For enhanced safety, the front seat shoulder belts of the Acura RDX are height-adjustable to accommodate a wide variety of driver and passenger heights. A better fit can prevent injuries and the increased comfort also encourages passengers to buckle up. The Land Rover Discovery Sport doesn’t offer height-adjustable seat belts.
The Acura RDX has standard driver and front passenger side knee airbags mounted low on the dashboard. These airbags helps prevent the driver and front passenger from sliding under their seatbelts or the main frontal airbags; this keeps them better positioned during a collision for maximum protection. Knee airbags also help keep the legs from striking the dashboard, preventing knee and leg injuries in the case of a serious frontal collision. The Discovery Sport doesn’t offer a front passenger side knee airbag.
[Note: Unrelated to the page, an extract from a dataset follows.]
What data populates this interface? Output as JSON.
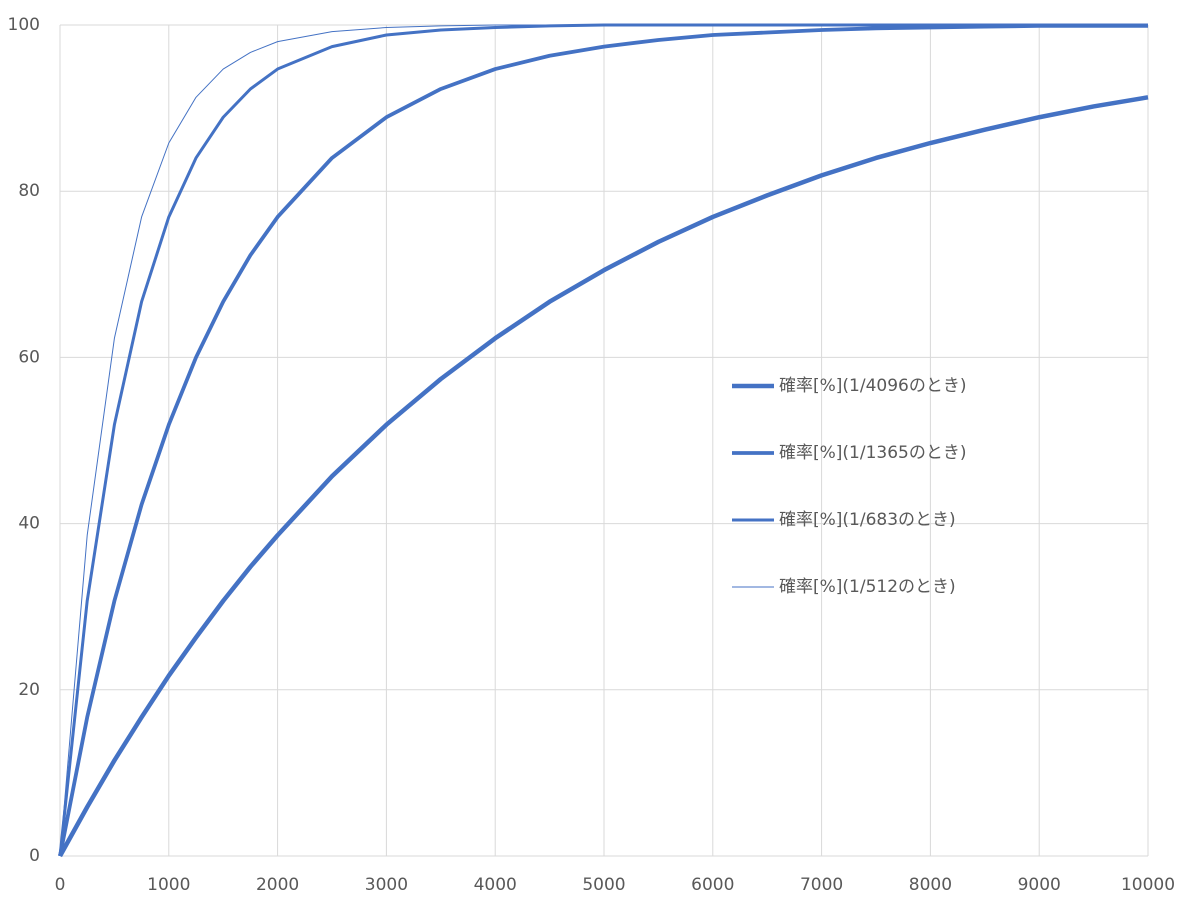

The RDX Advance has a standard Surround-View Camera System to allow the driver to see objects all around the vehicle on a screen. The Discovery Sport only offers a rear monitor and front and rear parking sensors that beep or flash a light. That doesn’t help with obstacles to the sides.
Both the RDX and the Discovery Sport have standard driver and passenger frontal airbags, front side-impact airbags, driver knee airbags, side-impact head airbags, front seatbelt pretensioners, plastic fuel tanks, four-wheel antilock brakes, traction control, electronic stability systems to prevent skidding, crash mitigating brakes, daytime running lights, lane departure warning systems, blind spot warning systems, rearview cameras, rear cross-path warning and available all wheel drive.
For its performance in IIHS driver-side and passenger-side small overlap frontal, moderate overlap frontal, updated side impact, headlight, daytime pedestrian crash prevention, and nighttime pedestrian crash prevention testing, the Insurance Institute for Highway Safety grants the RDX its highest rating: “Top Safety Pick Plus” for 2023, a rating granted to only 29 vehicles tested by the IIHS. The Discovery Sport has not been tested, yet.